Meine sehr verehrten Damen und Herren,
ich freue mich, dass wir heute gemeinsam mit der Deutschen Gesellschaft für Auswärtige Politik eine Veranstaltung zur Nationalen Sicherheitsstrategie durchführen. Mein ganz besonderer Dank gilt dem Direktor der DGAP, Herrn Dr. Guntram Wolff.

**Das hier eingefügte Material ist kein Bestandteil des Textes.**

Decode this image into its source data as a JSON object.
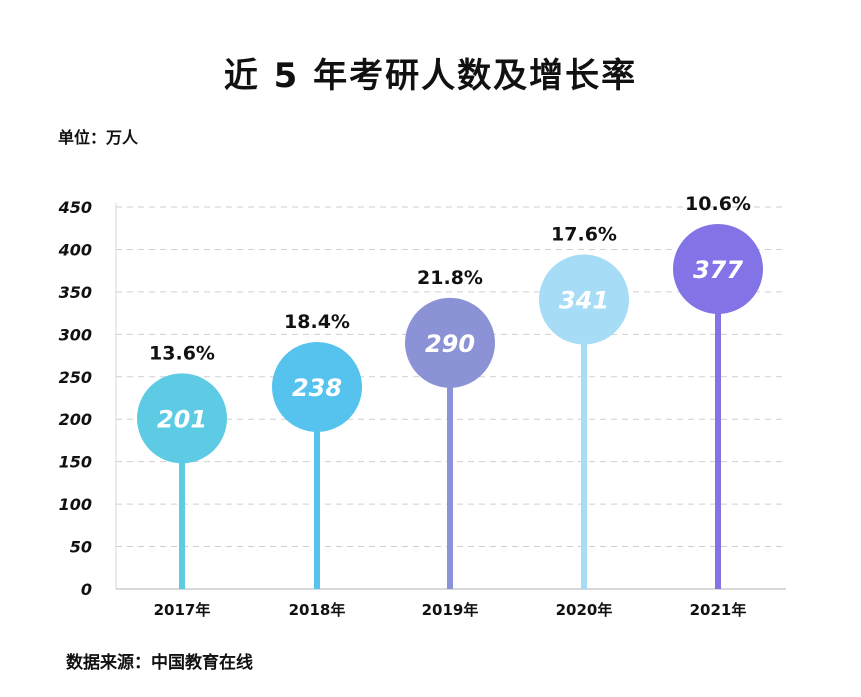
{
  "chart_data": {
    "type": "bar",
    "title": "近 5 年考研人数及增长率",
    "unit_label": "单位：万人",
    "source": "数据来源：中国教育在线",
    "categories": [
      "2017年",
      "2018年",
      "2019年",
      "2020年",
      "2021年"
    ],
    "values": [
      201,
      238,
      290,
      341,
      377
    ],
    "value_labels": [
      "201",
      "238",
      "290",
      "341",
      "377"
    ],
    "growth_rates": [
      "13.6%",
      "18.4%",
      "21.8%",
      "17.6%",
      "10.6%"
    ],
    "colors": [
      "#5ccbe3",
      "#56c3ee",
      "#8b93d6",
      "#a7dcf6",
      "#8273e6"
    ],
    "ylim": [
      0,
      450
    ],
    "yticks": [
      "0",
      "50",
      "100",
      "150",
      "200",
      "250",
      "300",
      "350",
      "400",
      "450"
    ],
    "grid": true
  }
}
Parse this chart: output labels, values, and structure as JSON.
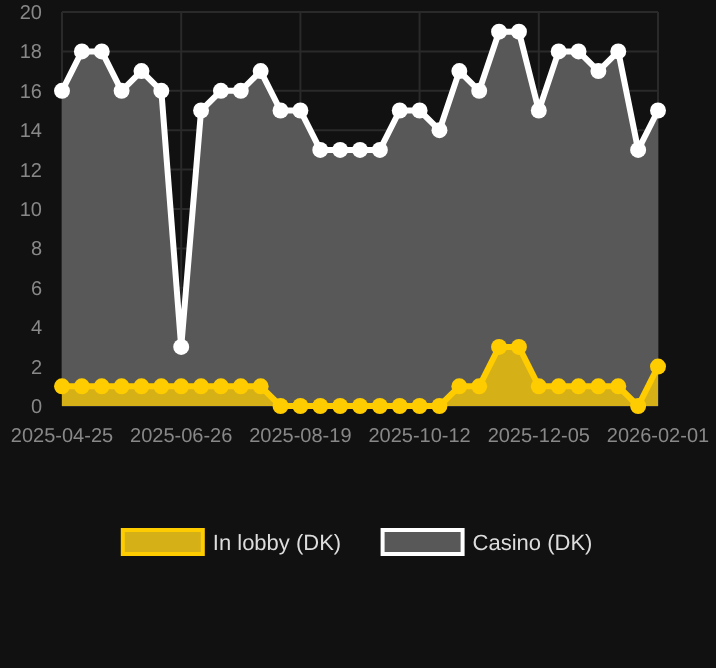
{
  "chart_data": {
    "type": "area",
    "categories": [
      "2025-04-25",
      null,
      null,
      null,
      null,
      null,
      "2025-06-26",
      null,
      null,
      null,
      null,
      null,
      "2025-08-19",
      null,
      null,
      null,
      null,
      null,
      "2025-10-12",
      null,
      null,
      null,
      null,
      null,
      "2025-12-05",
      null,
      null,
      null,
      null,
      null,
      "2026-02-01"
    ],
    "series": [
      {
        "name": "In lobby (DK)",
        "color": "#ffcc00",
        "values": [
          1,
          1,
          1,
          1,
          1,
          1,
          1,
          1,
          1,
          1,
          1,
          0,
          0,
          0,
          0,
          0,
          0,
          0,
          0,
          0,
          1,
          1,
          3,
          3,
          1,
          1,
          1,
          1,
          1,
          0,
          2
        ]
      },
      {
        "name": "Casino (DK)",
        "color": "#ffffff",
        "values": [
          16,
          18,
          18,
          16,
          17,
          16,
          3,
          15,
          16,
          16,
          17,
          15,
          15,
          13,
          13,
          13,
          13,
          15,
          15,
          14,
          17,
          16,
          19,
          19,
          15,
          18,
          18,
          17,
          18,
          13,
          15
        ]
      }
    ],
    "ylim": [
      0,
      20
    ],
    "yticks": [
      0,
      2,
      4,
      6,
      8,
      10,
      12,
      14,
      16,
      18,
      20
    ],
    "grid": true,
    "legend": "bottom",
    "marker": "circle",
    "line_style": "solid"
  }
}
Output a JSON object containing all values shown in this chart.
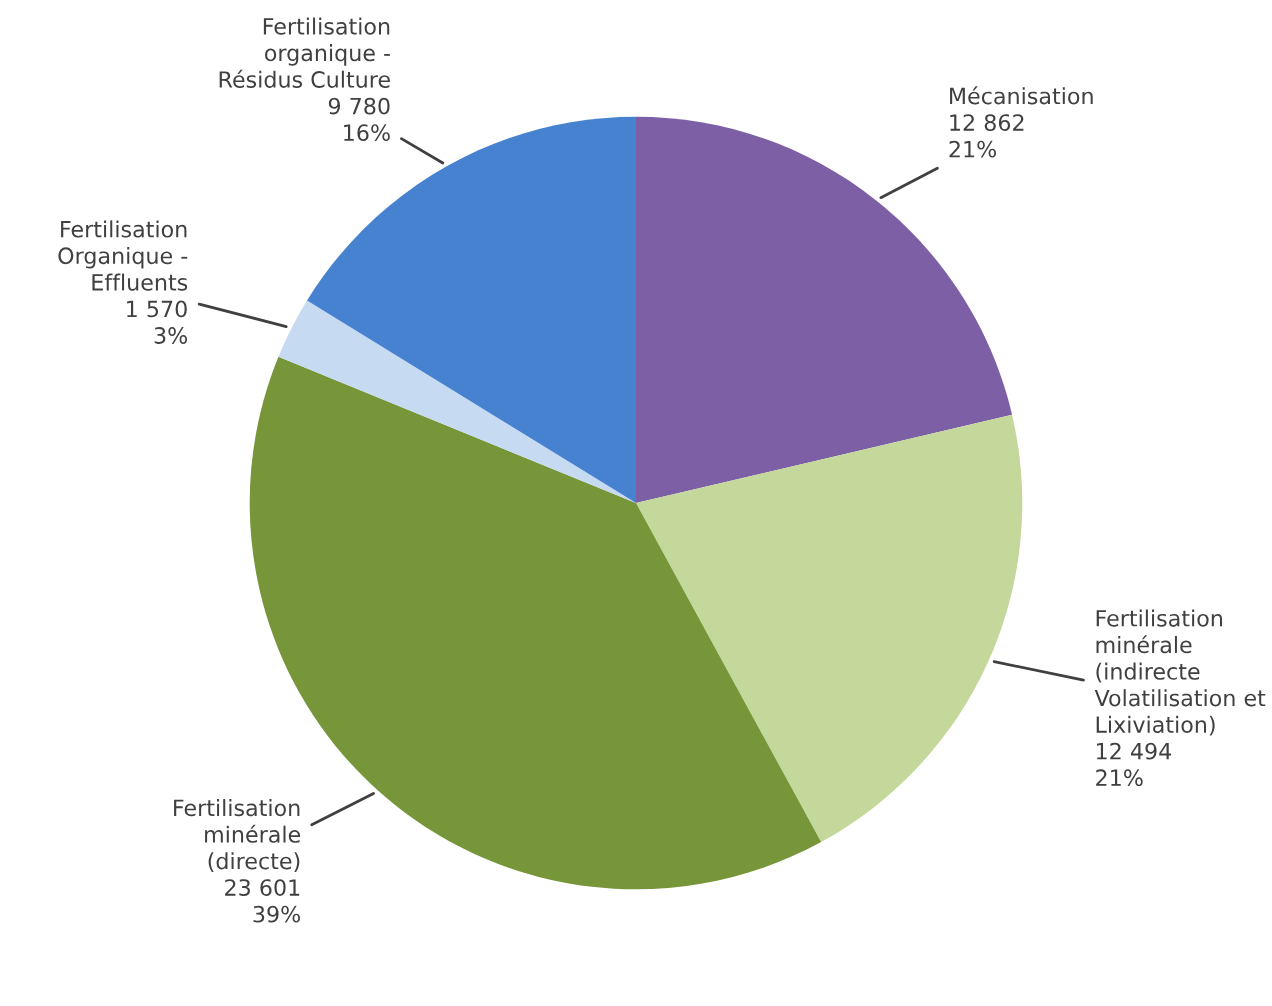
{
  "chart_data": {
    "type": "pie",
    "categories": [
      "Mécanisation",
      "Fertilisation\nminérale\n(indirecte\nVolatilisation et\nLixiviation)",
      "Fertilisation\nminérale\n(directe)",
      "Fertilisation\nOrganique -\nEffluents",
      "Fertilisation\norganique -\nRésidus Culture"
    ],
    "values": [
      12862,
      12494,
      23601,
      1570,
      9780
    ],
    "value_labels": [
      "12 862\n21%",
      "12 494\n21%",
      "23 601\n39%",
      "1 570\n3%",
      "9 780\n16%"
    ],
    "colors": [
      "#7d5fa6",
      "#c3d89a",
      "#77963a",
      "#c6daf2",
      "#4682cf"
    ]
  }
}
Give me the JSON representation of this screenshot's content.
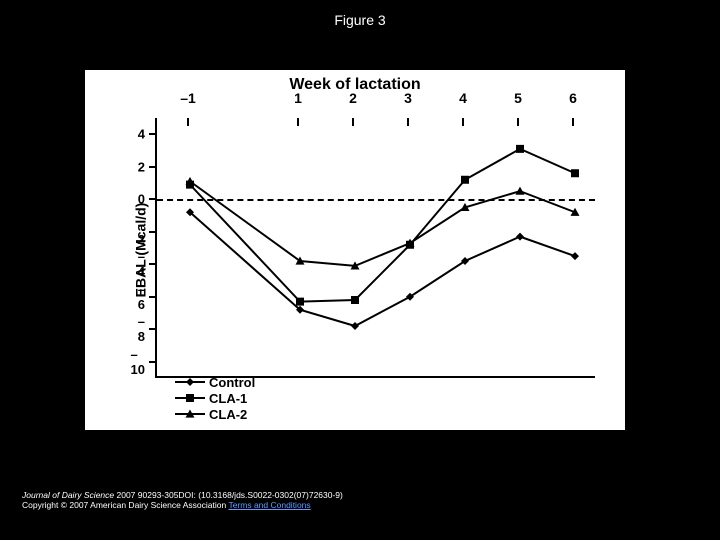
{
  "figure_title": "Figure 3",
  "chart": {
    "type": "line",
    "title": "Week of lactation",
    "ylabel": "EBAL (Mcal/d)",
    "background_color": "#ffffff",
    "page_background": "#000000",
    "line_color": "#000000",
    "line_width": 2,
    "xlim": [
      -1.6,
      6.4
    ],
    "ylim": [
      -11,
      5
    ],
    "xticks": [
      -1,
      1,
      2,
      3,
      4,
      5,
      6
    ],
    "xticklabels": [
      "–1",
      "1",
      "2",
      "3",
      "4",
      "5",
      "6"
    ],
    "yticks": [
      -10,
      -8,
      -6,
      -4,
      -2,
      0,
      2,
      4
    ],
    "yticklabels": [
      "–10",
      "–8",
      "–6",
      "–4",
      "–2",
      "0",
      "2",
      "4"
    ],
    "zero_y": 0,
    "series": [
      {
        "name": "Control",
        "marker": "diamond",
        "marker_size": 8,
        "x": [
          -1,
          1,
          2,
          3,
          4,
          5,
          6
        ],
        "y": [
          -0.8,
          -6.8,
          -7.8,
          -6.0,
          -3.8,
          -2.3,
          -3.5
        ]
      },
      {
        "name": "CLA-1",
        "marker": "square",
        "marker_size": 8,
        "x": [
          -1,
          1,
          2,
          3,
          4,
          5,
          6
        ],
        "y": [
          0.9,
          -6.3,
          -6.2,
          -2.8,
          1.2,
          3.1,
          1.6
        ]
      },
      {
        "name": "CLA-2",
        "marker": "triangle",
        "marker_size": 9,
        "x": [
          -1,
          1,
          2,
          3,
          4,
          5,
          6
        ],
        "y": [
          1.1,
          -3.8,
          -4.1,
          -2.7,
          -0.5,
          0.5,
          -0.8
        ]
      }
    ]
  },
  "citation": {
    "journal": "Journal of Dairy Science",
    "ref": " 2007 90293-305DOI: (10.3168/jds.S0022-0302(07)72630-9)",
    "copyright": "Copyright © 2007 American Dairy Science Association ",
    "terms": "Terms and Conditions"
  }
}
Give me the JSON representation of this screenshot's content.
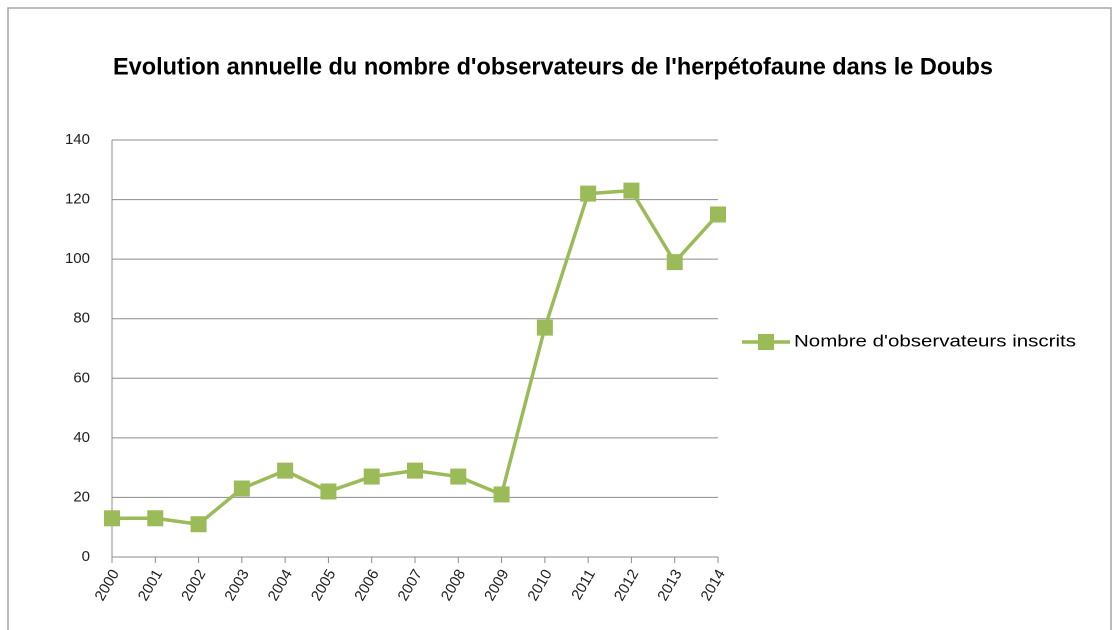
{
  "chart_data": {
    "type": "line",
    "title": "Evolution annuelle du nombre d'observateurs de l'herpétofaune dans le Doubs",
    "categories": [
      "2000",
      "2001",
      "2002",
      "2003",
      "2004",
      "2005",
      "2006",
      "2007",
      "2008",
      "2009",
      "2010",
      "2011",
      "2012",
      "2013",
      "2014"
    ],
    "series": [
      {
        "name": "Nombre d'observateurs inscrits",
        "color": "#9bbb59",
        "values": [
          13,
          13,
          11,
          23,
          29,
          22,
          27,
          29,
          27,
          21,
          77,
          122,
          123,
          99,
          115
        ]
      }
    ],
    "ylim": [
      0,
      140
    ],
    "yticks": [
      0,
      20,
      40,
      60,
      80,
      100,
      120,
      140
    ],
    "grid": true,
    "legend": "right"
  }
}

Es ist wunderbar, dass Sie so zahlreich der Einladung zur heutigen Veranstaltung gefolgt sind. Ich begrüße die Mitglieder des Deutschen Bundestages, die Exzellenzen der Botschaften, die Vertretungen der Länder, die Leitungen der Geschäftsbereichsbehörden meines Hauses, die Angehörige der Medien und alle anderen Interessierten und Gäste ganz herzlich!
Meine Damen und Herren,
wenn Terroristen versuchen, in Deutschland Anschläge zu verüben, dann geben wir darauf innenpolitische Antworten.
Wenn fremde Staaten mit Desinformationskampagnen unsere Gesellschaft spalten wollen, dann muss die Innenpolitik reagieren.
Wenn Migration nach Europa instrumentalisiert wird, um Druck auf unsere offenen Gesellschaften auszuüben, dann ist es Sache der Innenpolitik, dem zu begegnen.
Die Innenpolitik ist auch dann gefragt, wenn unsere Kritischen Infrastrukturen oder unsere digitale Kommunikation angegriffen werden. Wenn durch die Folgen der Klimakrise immer mehr Extremwetterereignisse und Naturkatastrophen geschehen. Oder wenn durch Diebstahl von Technologien unsere Wirtschaft und unsere Wissenschaft gefährdet werden.
Das alles sind Bedrohungen von außen, auf die wir innenpolitische Antworten geben müssen. Ich habe es schon oft gesagt und ich sage es auch hier: Unsere äußere und innere Sicherheit sind aufs Engste miteinander verwoben. Und es braucht eine starke Innenpolitik, um Sicherheit in und für unser Land zu gewährleisten.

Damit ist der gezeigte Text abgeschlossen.